The bad news: Yet another District Court judge has ruled that there is no safe harbor from a violation of the Fair Debt Collection Practices Act when using the Model Validation Notice. The good news: Sending a Model Validation Notice without a date is not a violation of the FDCPA, that judge has ruled.
The Background: The plaintiff received an undated Model Validation Notice from the defendant, so the plaintiff filed an FDCPA lawsuit against the defendant claiming that the letter violated a number of provisions of the statute. Ultimately, the lack of a date made the letter appear less credible and legitimate than a letter with a date, and that created uncertainty and confusion in the eyes of the plaintiff. Had the letter been dated, the plaintiff claimed, she would have been more likely to make a payment.
The Safe Harbor: When it created Regulation F and the Model Validation Notice, the Consumer Financial Protection Bureau told collectors that if it used the MVN in a format that was the same or substantially similar to what the CFPB had produced, they would be covered under a safe harbor. But a number of judges from across the country have ruled that the safe harbor does not extend to the contents of what is included in the Notice. Judge Andrew P. Gordon of the District Court for the District of Nevada saw no reason to rule differently. “Based on the text of the regulation and the CFPB’s official interpretation of it, the CFPB’s safe harbor does not shield debt collectors from liability for violations of the FDCPA,” Judge Gordon wrote.

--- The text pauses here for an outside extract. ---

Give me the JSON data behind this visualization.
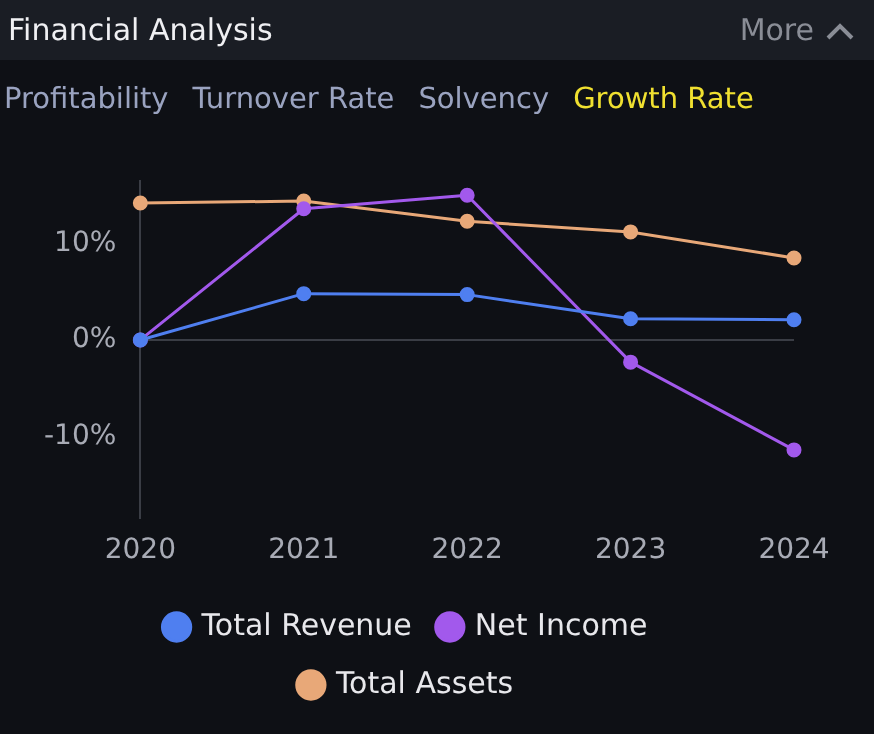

The Undated MVN: If the CFPB didn’t think it was important or material to have a date on the Model Validation Notice, Judge Gordon sees no reason to question that decision. “The CFPB is tasked with administering the FDCPA and its mission is to protect consumers,” Judge Gordon wrote. The plaintiff had claimed the lack of a date violated Sections 1692g(a), 1692g(b), 1692d, 1692e(2)(A), 1692e(10), and 1692f of the FDCPA, but Judge Gordon rejected each of those claims.
The Last Word: “Based on the objective standard, it is unreasonable for a least sophisticated debtor to believe that the letter is illegitimate based solely on the omission of a date,” Judge Gordon ruled. “Bergida alleges that the undated letter disadvantaged her from making an educated decision regarding the debt because she was unsure of the letter’s legitimacy. But the harm resulting from this confusion was reasonably avoidable by both her and a least sophisticated debtor. A least sophisticated debtor is willing to read with care, and therefore would be able to comprehend from the notices given that she could request information to verify the legitimacy of the debt or the letter.”